Similarly, punters are mocked when they are drafted in the first two days of the NFL Draft. When they’re not, analysts make it a point to mention that the first punter has come off of the board. Former Colts punter Pat McAfee had a rocky start to his relationship in Indianapolis, taking a famous dip in the canal in Broad Ripple. He battled the stigma of being a drunken idiot and had a target squarely on his back in a position where fans won’t show a great deal of patience.

McAfee’s image was restored by a different set of on-field actions. The “boomstick” would regularly have impressive punt distances and heights. He spent the off-season creating Twitter videos of record-long field goal attempts that he hit on multiple occasions. He earned a league mandated random drug test after nearly de-cleating Denver Broncos returner Trindon Holliday. In fact, he was regularly in on tackles and touchdown saving plays on punts and kickoffs — something most punters or kickoff specialists simply don’t do well.

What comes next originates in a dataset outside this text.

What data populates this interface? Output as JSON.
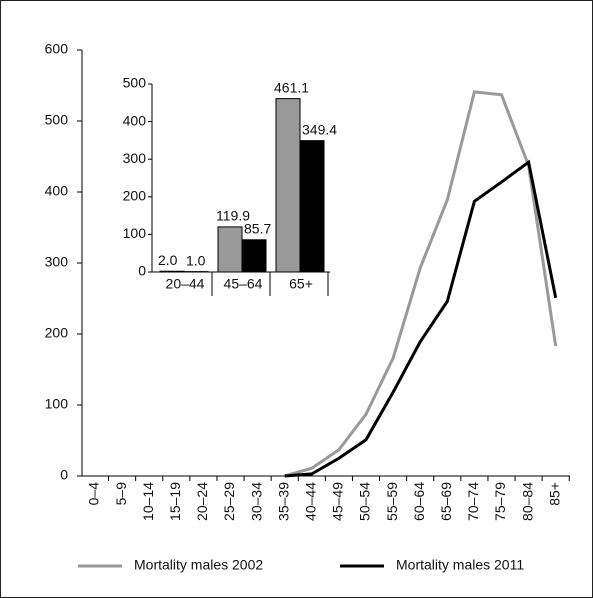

McAfee was famously the Colts emergency quarterback and was nearly pressed into action on more than one occasion. In 2016, his final year, he even threw for a touchdown and finished a “perfect” season as a passer. Of course, much of this was tongue-in-cheek as perhaps the most endearing part of McAfee was his big personality (although not all seem to have enjoyed it).

While it seems silly to think that replacing a punter would be a tall task, the reality is that Rigoberto Sanchez was in that spot when he joined the team as an undrafted free agent. Additionally, he joined a team who added veteran punter Jeff Locke as competition in his rookie training camp. Not only did he end up beating out an NFL veteran at his position, he put together an impressive rookie campaign that left Colts fans feeling very comfortable with the future at the position. analyst Elliot Harrison put together an All-Under-25 team and included Sanchez on his list to fill his punter opening.

“Stepping in for a living legend in Indy like Pat McAfee couldn’t have been easy for Sanchez, but the first-year punter out of Hawaii was in the top 10 of net average in the NFL. Not bad for an undrafted rookie.”

Actually, Sanchez finished the season fourth overall in that category with a 42.6 yard net average punt. 28 of his punts were downed inside the 20 and while his 44.8 yard per punt average was only good for 19th in the league. The average return was 2.2 yards to reach his net. He had excellent hang-time, rarely out-kicked his coverage, and made it nearly impossible for opponents to get a return.

If he does anything to continue building strength in his leg and isn’t forced to punt as often with a better offense in 2018, he could be even better statistically. As a directional punter, he is among the league leaders already. Where can he go from here?